The best type of protein for muscle growth is whey protein isolate. Whey has been found to have the highest anabolic effect compared to other protein supplements. This is because whey protein contains more amino acids than other kinds of protein and is absorbed quickly making it ideal for quick hits of protein.
The best whey protein isolate supplement currently available is at Bulk Supplements. They have 500g of whey protein isolate 90% which is enough for more than a month of daily use. They offer other sizes of protein as well but this one is the best value and allows you to try it first and then buy more later if you like it without needing to spend large amount of money.

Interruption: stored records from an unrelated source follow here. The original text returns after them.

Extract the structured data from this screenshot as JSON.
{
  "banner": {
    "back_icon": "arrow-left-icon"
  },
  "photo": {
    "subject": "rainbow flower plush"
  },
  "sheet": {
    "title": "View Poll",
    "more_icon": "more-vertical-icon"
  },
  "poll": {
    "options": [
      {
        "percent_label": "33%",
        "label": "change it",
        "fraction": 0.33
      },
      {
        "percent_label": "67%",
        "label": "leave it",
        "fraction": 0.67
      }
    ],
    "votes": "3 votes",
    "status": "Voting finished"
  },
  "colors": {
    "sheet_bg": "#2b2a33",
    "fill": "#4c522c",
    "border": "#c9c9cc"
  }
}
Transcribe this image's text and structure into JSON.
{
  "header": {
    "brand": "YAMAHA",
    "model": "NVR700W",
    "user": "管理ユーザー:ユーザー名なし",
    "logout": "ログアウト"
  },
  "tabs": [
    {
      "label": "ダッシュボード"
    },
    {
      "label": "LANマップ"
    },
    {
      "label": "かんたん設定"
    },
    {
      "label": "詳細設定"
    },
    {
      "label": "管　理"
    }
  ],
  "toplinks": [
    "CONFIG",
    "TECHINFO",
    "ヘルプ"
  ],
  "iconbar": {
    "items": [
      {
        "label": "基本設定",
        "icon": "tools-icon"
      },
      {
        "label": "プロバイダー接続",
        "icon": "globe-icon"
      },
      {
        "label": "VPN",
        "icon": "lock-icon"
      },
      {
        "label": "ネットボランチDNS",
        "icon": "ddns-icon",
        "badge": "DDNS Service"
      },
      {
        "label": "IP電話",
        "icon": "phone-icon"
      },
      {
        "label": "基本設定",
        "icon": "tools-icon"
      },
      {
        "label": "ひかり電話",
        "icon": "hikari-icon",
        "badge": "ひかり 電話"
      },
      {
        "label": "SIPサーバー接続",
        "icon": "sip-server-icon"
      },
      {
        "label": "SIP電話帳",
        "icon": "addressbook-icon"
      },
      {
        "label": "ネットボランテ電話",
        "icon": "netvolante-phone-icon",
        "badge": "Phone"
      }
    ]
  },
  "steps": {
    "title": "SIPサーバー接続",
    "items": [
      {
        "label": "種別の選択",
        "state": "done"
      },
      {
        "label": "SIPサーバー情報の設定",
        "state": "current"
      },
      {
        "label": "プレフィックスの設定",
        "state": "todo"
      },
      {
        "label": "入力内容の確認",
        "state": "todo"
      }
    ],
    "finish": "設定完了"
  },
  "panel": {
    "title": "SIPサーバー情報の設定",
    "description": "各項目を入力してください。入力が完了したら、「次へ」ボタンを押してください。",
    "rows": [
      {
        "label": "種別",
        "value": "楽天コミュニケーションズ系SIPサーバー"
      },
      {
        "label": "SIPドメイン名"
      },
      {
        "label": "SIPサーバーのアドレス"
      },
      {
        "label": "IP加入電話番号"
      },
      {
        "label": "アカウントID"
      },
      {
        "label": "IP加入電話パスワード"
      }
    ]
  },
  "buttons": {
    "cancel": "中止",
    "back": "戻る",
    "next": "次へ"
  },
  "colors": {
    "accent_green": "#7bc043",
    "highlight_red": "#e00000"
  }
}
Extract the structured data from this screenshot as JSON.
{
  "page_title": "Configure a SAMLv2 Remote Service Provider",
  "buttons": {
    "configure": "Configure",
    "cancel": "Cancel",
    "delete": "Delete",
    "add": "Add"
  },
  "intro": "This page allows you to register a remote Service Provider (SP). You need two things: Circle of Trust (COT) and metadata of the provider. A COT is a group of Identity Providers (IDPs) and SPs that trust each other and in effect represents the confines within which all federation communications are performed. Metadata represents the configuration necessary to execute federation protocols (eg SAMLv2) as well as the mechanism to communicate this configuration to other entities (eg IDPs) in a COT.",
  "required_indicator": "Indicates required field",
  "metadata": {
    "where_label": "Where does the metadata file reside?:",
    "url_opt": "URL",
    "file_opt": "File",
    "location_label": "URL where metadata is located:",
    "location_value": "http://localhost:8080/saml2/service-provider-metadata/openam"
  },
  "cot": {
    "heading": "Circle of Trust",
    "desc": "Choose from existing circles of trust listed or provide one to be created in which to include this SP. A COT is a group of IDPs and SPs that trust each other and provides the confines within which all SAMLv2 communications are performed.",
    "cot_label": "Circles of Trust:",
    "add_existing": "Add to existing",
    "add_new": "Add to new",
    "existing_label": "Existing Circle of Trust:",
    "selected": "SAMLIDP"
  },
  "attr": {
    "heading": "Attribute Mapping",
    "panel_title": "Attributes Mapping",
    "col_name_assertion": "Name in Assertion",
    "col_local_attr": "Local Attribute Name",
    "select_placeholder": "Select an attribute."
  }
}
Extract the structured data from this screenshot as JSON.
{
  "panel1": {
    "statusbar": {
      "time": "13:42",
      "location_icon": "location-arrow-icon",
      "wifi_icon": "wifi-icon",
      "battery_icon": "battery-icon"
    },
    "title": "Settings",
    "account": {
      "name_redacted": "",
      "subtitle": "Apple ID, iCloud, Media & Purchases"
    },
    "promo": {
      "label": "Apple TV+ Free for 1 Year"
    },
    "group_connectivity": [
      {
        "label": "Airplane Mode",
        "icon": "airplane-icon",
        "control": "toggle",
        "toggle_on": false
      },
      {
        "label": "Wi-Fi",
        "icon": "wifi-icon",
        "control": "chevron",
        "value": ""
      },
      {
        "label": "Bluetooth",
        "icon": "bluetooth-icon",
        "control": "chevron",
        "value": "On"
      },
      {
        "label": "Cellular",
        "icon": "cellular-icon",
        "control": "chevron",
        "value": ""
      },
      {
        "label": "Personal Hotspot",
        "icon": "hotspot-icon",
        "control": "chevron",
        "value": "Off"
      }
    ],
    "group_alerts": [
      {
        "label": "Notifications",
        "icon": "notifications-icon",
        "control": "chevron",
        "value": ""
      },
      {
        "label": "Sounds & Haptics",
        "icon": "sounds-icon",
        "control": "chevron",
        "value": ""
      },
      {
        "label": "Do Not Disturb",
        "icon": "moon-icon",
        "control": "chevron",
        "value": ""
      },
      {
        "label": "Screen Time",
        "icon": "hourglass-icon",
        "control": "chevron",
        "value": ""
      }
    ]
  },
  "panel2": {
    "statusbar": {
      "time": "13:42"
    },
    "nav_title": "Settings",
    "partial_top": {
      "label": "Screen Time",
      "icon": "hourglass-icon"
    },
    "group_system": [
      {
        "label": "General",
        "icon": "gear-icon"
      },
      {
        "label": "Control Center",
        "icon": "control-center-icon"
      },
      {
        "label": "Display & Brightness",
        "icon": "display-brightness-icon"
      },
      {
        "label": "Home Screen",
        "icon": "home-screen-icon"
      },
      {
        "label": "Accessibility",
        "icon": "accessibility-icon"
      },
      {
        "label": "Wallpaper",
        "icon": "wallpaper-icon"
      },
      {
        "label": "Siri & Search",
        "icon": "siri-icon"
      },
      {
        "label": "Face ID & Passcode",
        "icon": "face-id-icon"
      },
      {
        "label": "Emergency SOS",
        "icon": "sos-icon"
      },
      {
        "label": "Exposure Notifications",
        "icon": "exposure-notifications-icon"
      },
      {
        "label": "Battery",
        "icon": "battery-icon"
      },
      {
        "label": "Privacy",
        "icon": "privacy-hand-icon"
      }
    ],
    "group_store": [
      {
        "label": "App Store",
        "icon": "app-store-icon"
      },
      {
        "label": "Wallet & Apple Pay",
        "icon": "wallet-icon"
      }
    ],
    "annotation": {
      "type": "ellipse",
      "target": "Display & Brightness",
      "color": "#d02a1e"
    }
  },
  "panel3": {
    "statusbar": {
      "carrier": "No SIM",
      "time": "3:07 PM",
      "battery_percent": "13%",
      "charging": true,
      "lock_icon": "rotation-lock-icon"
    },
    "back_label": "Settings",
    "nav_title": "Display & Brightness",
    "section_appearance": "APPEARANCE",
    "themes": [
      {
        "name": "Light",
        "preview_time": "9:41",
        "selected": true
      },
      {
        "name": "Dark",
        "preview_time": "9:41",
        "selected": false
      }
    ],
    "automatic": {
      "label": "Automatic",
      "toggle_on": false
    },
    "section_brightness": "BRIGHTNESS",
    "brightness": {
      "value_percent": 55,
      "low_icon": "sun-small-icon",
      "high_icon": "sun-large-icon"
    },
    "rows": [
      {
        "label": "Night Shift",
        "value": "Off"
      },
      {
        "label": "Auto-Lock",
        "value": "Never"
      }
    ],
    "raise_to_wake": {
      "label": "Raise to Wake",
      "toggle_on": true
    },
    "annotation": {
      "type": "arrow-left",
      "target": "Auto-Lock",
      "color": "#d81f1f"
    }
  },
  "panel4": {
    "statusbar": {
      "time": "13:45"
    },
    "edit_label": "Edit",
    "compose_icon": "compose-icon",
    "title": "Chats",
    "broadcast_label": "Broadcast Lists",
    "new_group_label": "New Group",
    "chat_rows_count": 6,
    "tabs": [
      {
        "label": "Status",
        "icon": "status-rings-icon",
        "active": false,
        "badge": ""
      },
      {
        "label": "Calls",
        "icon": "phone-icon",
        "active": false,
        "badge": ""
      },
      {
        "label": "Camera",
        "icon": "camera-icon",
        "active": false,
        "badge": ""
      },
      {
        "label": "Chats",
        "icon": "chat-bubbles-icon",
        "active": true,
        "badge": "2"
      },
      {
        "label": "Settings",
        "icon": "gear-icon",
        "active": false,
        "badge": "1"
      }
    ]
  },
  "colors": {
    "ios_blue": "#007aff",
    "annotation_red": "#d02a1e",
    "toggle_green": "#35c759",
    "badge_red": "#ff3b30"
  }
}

If you want to use a more slow digesting protein which contains more histidine amino acids, casein protein can be useful as well. Both casein and whey are derived from milk and can be stacked together. You could also use 10-30 grams of whey in the first half of the day and casein protein before going to bed since it will supply the body with consistent protein throughout the night. This isn’t necessary but can be beneficial.
The best source of casein protein is also at Bulk Supplements since they have pure powders with no fillers and additives. For casein protein, there is 250g of pure casein protein powder offered as well other sizes and dosages.
The best amount of protein for muscle growth varies based off wether your bulking or cutting as well as how much resistance training you do. For most weightlifters who lift weights at least 4-5 days a week, 1 gram of protein is the minimal amount needed. If you are cutting, you will need a little more protein and 1.2-1.6 grams of protein per pound of bodyweight is ideal. If you are bulking, 1-1.5 grams per pound of bodyweight is the best range.
If you workout less than 4 days a week, you likely need closer to .8 grams per pound of bodyweight but there is no harm in going over this amount.